Bence, Erdoğan ile Baykal'ın bir araya gelmesi, Kürt açılımında olumlu gelişmelere yol açabilir. Tabii, her ikisinin de, devlet adamı gibi davranması ve siyasi bir hesabın peşine düşmemesi kaydıyla. Bu kanaatimiz, Baykal'ın, mektup ile birlikte gönderdiği eklerin muhtevasına dayanıyor. Orada, Baykal, hem anayasal ve yasal değişikliklerden söz ediyor, hem de özel okullarda olmak şartıyla, Kürt dilinde eğitim yapılabileceğini söylüyor.
İşte Baykal'a ait bazı düşünceler:
Cumhuriyet, Kurtuluş Savaşı sürecinde Anadolu'da yaşayan ve değişik etnik kökenden gelen herkesin ortak katkısı ve eşit ağırlığı ile kurulmuştur. Bu zengin mozaiğin unsurlarından birini veya birkaçını yok sayan anlayış ve politikalar kabul edilemez.
Kürt kökenli yurttaşlarımız, ana dillerinde, yazılı basın, radyo ve televizyon dahil her türlü medya aracılığıyla yayın yapabilme, özel okullarda kendi ana dilleriyle eğitim yapabilme hakkına kavuşmalı. Türkiye'nin resmi dili ve ortak dilimiz Türkçe'dir.

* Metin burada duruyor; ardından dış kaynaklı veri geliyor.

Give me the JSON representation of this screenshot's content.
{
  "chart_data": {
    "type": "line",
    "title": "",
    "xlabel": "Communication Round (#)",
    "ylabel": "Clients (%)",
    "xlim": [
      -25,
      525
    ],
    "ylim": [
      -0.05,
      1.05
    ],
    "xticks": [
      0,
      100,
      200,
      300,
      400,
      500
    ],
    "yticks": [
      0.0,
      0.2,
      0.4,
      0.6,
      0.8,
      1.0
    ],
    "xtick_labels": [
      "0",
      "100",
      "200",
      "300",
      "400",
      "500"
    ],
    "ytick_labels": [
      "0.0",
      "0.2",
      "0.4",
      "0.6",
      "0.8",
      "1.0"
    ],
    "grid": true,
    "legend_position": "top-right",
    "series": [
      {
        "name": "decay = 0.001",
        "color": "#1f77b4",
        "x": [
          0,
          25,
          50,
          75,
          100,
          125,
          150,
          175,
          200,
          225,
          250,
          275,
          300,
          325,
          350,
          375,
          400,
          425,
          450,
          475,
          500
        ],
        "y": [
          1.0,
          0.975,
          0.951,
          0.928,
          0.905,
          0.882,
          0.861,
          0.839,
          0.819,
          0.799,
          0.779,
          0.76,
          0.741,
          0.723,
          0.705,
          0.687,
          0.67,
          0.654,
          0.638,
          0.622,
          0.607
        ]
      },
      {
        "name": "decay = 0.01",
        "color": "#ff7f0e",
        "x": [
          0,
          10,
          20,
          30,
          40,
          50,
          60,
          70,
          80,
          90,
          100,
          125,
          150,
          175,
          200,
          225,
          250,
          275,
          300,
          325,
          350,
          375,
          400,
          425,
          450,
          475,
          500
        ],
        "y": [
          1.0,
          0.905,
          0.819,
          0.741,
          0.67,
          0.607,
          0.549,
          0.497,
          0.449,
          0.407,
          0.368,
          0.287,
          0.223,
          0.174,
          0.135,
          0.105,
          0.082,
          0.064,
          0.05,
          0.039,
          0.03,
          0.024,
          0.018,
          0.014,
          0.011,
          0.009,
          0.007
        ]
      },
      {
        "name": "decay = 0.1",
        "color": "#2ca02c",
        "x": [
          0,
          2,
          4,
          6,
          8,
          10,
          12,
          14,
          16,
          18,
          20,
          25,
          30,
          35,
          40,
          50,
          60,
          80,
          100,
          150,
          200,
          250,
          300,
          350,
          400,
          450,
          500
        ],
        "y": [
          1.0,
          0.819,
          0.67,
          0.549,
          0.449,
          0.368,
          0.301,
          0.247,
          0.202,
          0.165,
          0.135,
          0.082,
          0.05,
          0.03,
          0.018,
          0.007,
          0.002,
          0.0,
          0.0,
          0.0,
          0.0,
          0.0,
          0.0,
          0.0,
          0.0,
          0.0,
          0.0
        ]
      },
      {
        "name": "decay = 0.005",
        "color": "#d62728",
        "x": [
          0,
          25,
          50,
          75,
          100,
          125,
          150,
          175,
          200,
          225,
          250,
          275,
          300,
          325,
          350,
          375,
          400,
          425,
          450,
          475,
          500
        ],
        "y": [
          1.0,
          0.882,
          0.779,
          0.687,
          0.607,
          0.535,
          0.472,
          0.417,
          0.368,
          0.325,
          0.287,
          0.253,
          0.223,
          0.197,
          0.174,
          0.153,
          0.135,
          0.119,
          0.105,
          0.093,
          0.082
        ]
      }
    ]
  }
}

Ancak ülkemizde ana dili Türkçe'den farklı olan milyonlarca yurttaşımız bulunmakta olup, bunlar arasında Kürtçe, Zazaca önemli yer tutmaktadır.
Ana dil yasağına ilişkin, anayasal ve yasal düzenlemeler yürürlükten kaldırılmalı. Yurttaşların ana dillerini serbestçe konuşabilmeleri, yazabilmeleri, öğretebilmeleri, bu dillerde değişik kültür etkinliğinde bulunmaları güvence altına alınmalı.
Resmi eğitim ve öğretim kurumlarında, eğitim dili olarak Türkçe kullanılsın. Türkçe dışında eğitim ve öğretim yapılacak yabancı diller, Bakanlar Kurulu kararıyla belirlensin.